Une reconnaissance internationale pour une œuvre singulière
Choisi parmi une liste restreinte de cinq praticiens culturels d’exception, dont Jessica Ekomane, Nnenna Onuoha, Lerato Shadi et Sarnt Utamachotem, Tanka Fonta s’impose comme une figure majeure des arts visuels et des pratiques sonores contemporaines.
Le jury, composé notamment de Bonaventure Soh Bejeng Ndikung, Antje Majewski et Mirjami Schuppert, a salué une œuvre qui, sur plus de quatre décennies, a su déployer une recherche profonde sur la perception, la mémoire et les formes de relation.
Dans leur déclaration, les membres du jury soulignent la capacité de Fonta à créer des espaces d’interconnexion authentique, où image, son et geste poétique entrent en résonance. Son travail est décrit comme un « champ de vibrations » dans lequel se tissent mémoire vivante et mémoire ancestrale.
Une pratique artistique entre philosophie, son et perception
Né en 1966 à Buea, au Cameroun, Tanka Fonta développe une pratique résolument multidisciplinaire, à la croisée des arts visuels, de la composition musicale, de l’écriture et de la réflexion philosophique. Son travail explore les dynamiques de la conscience humaine et les mécanismes subtils de la perception, en interrogeant les dimensions expressives de la pensée, les écologies mentales en transformation, ainsi que les relations entre langage, son et image et les récits mythopoétiques qui structurent la conscience.

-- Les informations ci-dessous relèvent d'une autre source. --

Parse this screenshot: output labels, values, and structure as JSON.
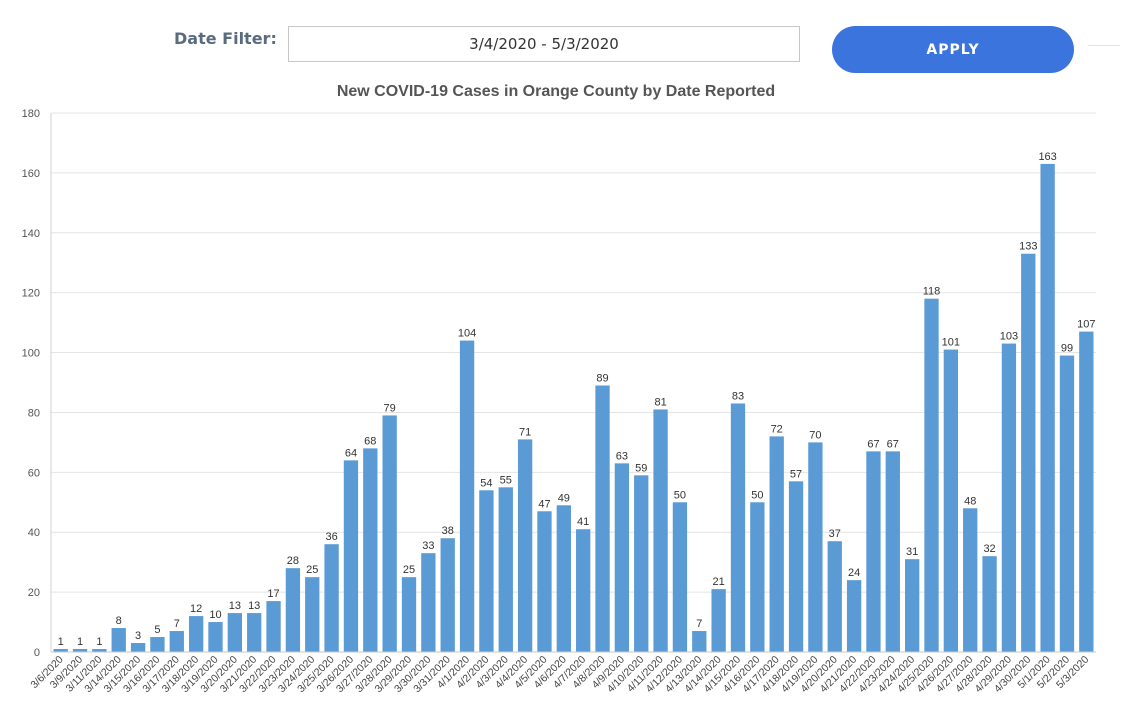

Sa démarche repose sur une écoute profonde, au-delà de la simple production artistique, envisagée comme un outil d’exploration du monde et des formes d’existence, nourrie par une diversité de traditions musicales et culturelles qu’il intègre dans une grammaire esthétique singulière fondée sur l’intuition, la perception et le symbolisme.
L’œuvre de Tanka Fonta s’est imposée sur la scène internationale à travers des présentations dans des institutions de premier plan, telles que la Fundação Bienal de São Paulo, le Haus der Kulturen der Welt et le SAVVY Contemporary. Ses travaux ont également été exposés à la Goodman Gallery au Cap, au Kunstverein Hannover ainsi qu’au Cameroun, notamment à l’Institut Goethe et au Musée national de Yaoundé, confirmant l’ampleur géographique et culturelle de sa pratique.
Un prix au service d’un écosystème artistique plus inclusif
Le Wi Di Mimba Wi Prize ne se limite pas à une reconnaissance symbolique. Soutenu par la AKB Stiftung, il comprend une bourse de travail d’un an de 30 000 euros, un financement pour la création d’une nouvelle œuvre, un accompagnement curatorial ainsi qu’une future exposition au SAVVY Contemporary et dans d’autres lieux. Attribué tous les deux ans, ce prix s’inscrit dans une démarche de long terme visant à soutenir les artistes de couleur basés en Allemagne et à renforcer la diversité du paysage culturel. Les précédents lauréats incluent Jean-Ulrick Désert (2022) et Setareh Shahbazi (2024).
SAVVY Contemporary : un laboratoire de pensée et de création
Fondé en 2009 à Berlin par Bonaventure Soh Bejeng Ndikung, SAVVY Contemporary se définit comme un espace hybride, à la fois organisation artistique, plateforme discursive et lieu de convivialité. Positionné « au seuil entre l’Occident et le non-Occident », il développe des pratiques critiques et collaboratives visant à repenser les cadres culturels dominants et à imaginer des formes renouvelées de coexistence.
Une invitation à écouter autrement le monde
Avec Tanka Fonta, le Wi Di Mimba Wi Prize 2026 a distingué une œuvre qui ne se contente pas de représenter le monde, mais cherche à en révéler les vibrations invisibles. À travers ses explorations de la perception et de la mémoire, l’artiste propose une autre manière d’habiter le réel, plus attentive, plus relationnelle et profondément ancrée dans l’expérience sensible. L’événement du 10 avril s’est ainsi inscrit comme un moment fort de la scène artistique berlinoise, ouvrant une invitation à repenser collectivement les pratiques d’écoute et de création.